- Title: VENEZUELA: Chavez talks of Russia, Obama and domestic politics
- Date: 25th November 2008
- Summary: (BN06) CARACAS, VENEZUELA (NOVEMBER 24, 2008) (REUTERS) PAINTING OF VENEZUELAN INDEPENDENCE HERO SIMON BOLIVAR VENEZUELAN PRESIDENT HUGO CHAVEZ ARRIVING FOR NEWS CONFERENCE JOURNALISTS CHAVEZ SITTING AT A DESK SECURITY
- Embargoed: 10th December 2008 12:00
- Topics: International Relations
- Reuters ID: LVA8A2EVO1YOTPHF7S7WR7RLPYZT
- Story Text: Venezuelan President Hugo Chavez discusses relations with Russia, praises U.S. President-elect Barack Obama and suggests constitutional reform at home concerning presidential re-elections.
Venezuela's President Hugo Chavez ran the gamut of issues during a news conference in Caracas on Monday (November 24), discussing everything from the country's relationship with Russia, through U.S. president-elect Barack Obama, to a possible proposal for Venezuelan presidential re-election.
Chavez said a fleet of Russian warships was arriving in Venezuela on Tuesday (November 25) to conduct joint exercises as Russia's President Dmitry Medvedev arrives on Wednesday.

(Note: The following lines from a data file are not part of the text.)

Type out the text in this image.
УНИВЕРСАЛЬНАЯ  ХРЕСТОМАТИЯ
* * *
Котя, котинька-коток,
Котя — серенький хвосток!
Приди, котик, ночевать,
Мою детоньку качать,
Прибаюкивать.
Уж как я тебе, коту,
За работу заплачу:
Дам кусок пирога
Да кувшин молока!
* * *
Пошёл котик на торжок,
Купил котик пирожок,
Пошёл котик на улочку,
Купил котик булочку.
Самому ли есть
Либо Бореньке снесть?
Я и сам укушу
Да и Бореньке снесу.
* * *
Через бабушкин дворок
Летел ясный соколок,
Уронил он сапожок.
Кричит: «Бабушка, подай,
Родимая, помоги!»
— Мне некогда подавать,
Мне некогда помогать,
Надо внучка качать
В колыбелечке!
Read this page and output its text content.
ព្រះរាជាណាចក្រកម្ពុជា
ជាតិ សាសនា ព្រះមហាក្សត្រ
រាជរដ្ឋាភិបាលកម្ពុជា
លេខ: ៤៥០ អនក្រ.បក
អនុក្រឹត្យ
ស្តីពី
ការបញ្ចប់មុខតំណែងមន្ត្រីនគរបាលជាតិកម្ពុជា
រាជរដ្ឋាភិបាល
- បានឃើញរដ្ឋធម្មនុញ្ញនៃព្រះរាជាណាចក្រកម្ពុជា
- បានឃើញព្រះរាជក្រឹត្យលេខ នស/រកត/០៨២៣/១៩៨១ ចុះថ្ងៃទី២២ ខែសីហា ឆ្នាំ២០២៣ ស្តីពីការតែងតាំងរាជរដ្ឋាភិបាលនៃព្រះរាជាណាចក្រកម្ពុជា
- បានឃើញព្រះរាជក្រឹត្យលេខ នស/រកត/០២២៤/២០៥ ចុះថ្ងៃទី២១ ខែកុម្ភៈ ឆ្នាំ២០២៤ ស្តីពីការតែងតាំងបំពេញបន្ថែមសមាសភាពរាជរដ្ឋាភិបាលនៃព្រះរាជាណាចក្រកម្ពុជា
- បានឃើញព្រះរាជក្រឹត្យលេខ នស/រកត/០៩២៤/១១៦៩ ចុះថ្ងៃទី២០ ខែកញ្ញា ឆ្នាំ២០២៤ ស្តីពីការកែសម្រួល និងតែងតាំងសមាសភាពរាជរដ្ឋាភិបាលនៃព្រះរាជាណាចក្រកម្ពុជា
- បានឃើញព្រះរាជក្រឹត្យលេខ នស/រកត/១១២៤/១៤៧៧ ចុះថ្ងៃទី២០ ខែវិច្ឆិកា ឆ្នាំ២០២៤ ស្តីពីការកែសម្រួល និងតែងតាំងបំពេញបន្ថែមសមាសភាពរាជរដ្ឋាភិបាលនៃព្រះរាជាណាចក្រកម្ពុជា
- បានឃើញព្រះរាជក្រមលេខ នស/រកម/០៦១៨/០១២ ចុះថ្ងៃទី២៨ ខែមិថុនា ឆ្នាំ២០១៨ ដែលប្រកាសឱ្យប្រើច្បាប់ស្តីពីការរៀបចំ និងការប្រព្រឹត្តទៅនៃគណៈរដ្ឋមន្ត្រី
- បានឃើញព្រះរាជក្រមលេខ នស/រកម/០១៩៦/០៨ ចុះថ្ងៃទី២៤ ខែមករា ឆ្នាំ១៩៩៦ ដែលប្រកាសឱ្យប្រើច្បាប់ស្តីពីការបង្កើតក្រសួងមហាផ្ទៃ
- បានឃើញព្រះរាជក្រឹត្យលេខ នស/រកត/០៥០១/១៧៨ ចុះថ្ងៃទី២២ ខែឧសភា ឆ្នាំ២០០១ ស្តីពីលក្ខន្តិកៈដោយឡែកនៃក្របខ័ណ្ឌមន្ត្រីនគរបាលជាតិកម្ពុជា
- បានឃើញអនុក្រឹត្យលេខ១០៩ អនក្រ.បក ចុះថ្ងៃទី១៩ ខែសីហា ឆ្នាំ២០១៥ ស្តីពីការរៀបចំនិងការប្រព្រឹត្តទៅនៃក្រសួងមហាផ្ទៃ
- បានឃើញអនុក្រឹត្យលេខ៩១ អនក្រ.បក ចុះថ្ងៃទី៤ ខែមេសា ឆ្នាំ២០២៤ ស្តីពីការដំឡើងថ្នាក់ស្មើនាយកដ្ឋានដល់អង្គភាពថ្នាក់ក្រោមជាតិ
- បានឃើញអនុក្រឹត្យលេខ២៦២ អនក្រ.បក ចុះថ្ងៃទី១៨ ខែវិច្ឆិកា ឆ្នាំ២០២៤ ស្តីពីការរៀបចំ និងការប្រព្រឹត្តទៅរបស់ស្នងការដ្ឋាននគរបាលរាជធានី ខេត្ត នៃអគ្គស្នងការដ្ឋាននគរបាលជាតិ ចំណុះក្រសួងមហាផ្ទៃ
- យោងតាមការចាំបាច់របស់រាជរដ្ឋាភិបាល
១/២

Medvedev's visit, part of a South American tour that includes Brazil and Cuba, comes as falling crude prices are worrying energy-producing countries like Russia and Venezuela.
OPEC-member Venezuela is Russia's first firm ally in the Americas to be established after the Cold War and Moscow sees ties to Chavez as a riposte to U.S. influence close to its own borders in the Caucasus.
"...up until a few years ago we did many exercises with forces of the United States -- ships, frigates; our F16 planes flew in Europe, flew in the United States. Now we cannot do exercises with the United States, evidently. How can we do exercises with the United States if they are coming to attack us openly, militarily, politically, economically, etc?," Chavez told Monday's news conference.
He said the naval exercises were not meant to anger Washington, which is his main oil client and a frequent target of his fiery speeches. However, Chavez welcomes Russia in his bid to lessen U.S. dominance in global politics and trade.
The U.S. government has dismissed the importance of Medvedev's trip to Venezuela and derided the Russian navy visit by wondering if the ships were "accompanied by tugboats".
Chavez praised Obama's future and praised him for not attending last weekend's G20 summit in Washington.
"I hope that they are not going to 'kill' Obama, that infernal machinery, because Obama, Obama is just someone who has generated hope in the world. To me it seems good that he did not go to that summit of Bush, the summit of the G20. I wouldn't have gone either, but instead (Obama) dedicated himself to solving the problem or the great problems that Bush is leaving him at the internal level," said Chavez.
The Venezueland president then addressed an issue many people have been wondering about: possibly running for re-election in 2012.
He said his political party could seek to change the law so he can run again, but added that he would not personally promote such a reform. Still, he said, his party could do it during 2009.
"Regarding the point you refer to about (Venezuelan) presidential re-election. I am not going to do it (propose it). What I cannot avoid is someone else doing it. I have said it to the people and they said to me 'four years of government'. Now the people have, according to this constitution, the right to ask the people, or sectors of the people, about constitutional reform," Chavez said.
Finally, he talked about the mixed bag of Venezuelan state election results from this weekend's vote. The multi-party opposition eroded Chavez's dominance of regional politics, winning six top posts that govern almost half of the population, although his Socialist Party took 17 state races -- a clear majority.
The governing party's mayor of Caracas lost to opposition opponent Antonio Ledezma. Chavez hoped the new mayor would still be able to work with those of the governing party, such as Jorge Rodriguez of Caracas's Liberatador municipality.
"But I hope the mayor (Ledezma) comes to coordinate with the mayors that work with Jorge Rodriguez, our mayor, with honesty, transparency and I am willing to support him. It is a responsibility," said Chavez.
Losing some political control will weigh on Chavez, especially as the world's economic turmoil has dragged the price of oil sharply lower, hurting his ability to finance popular welfare programmes.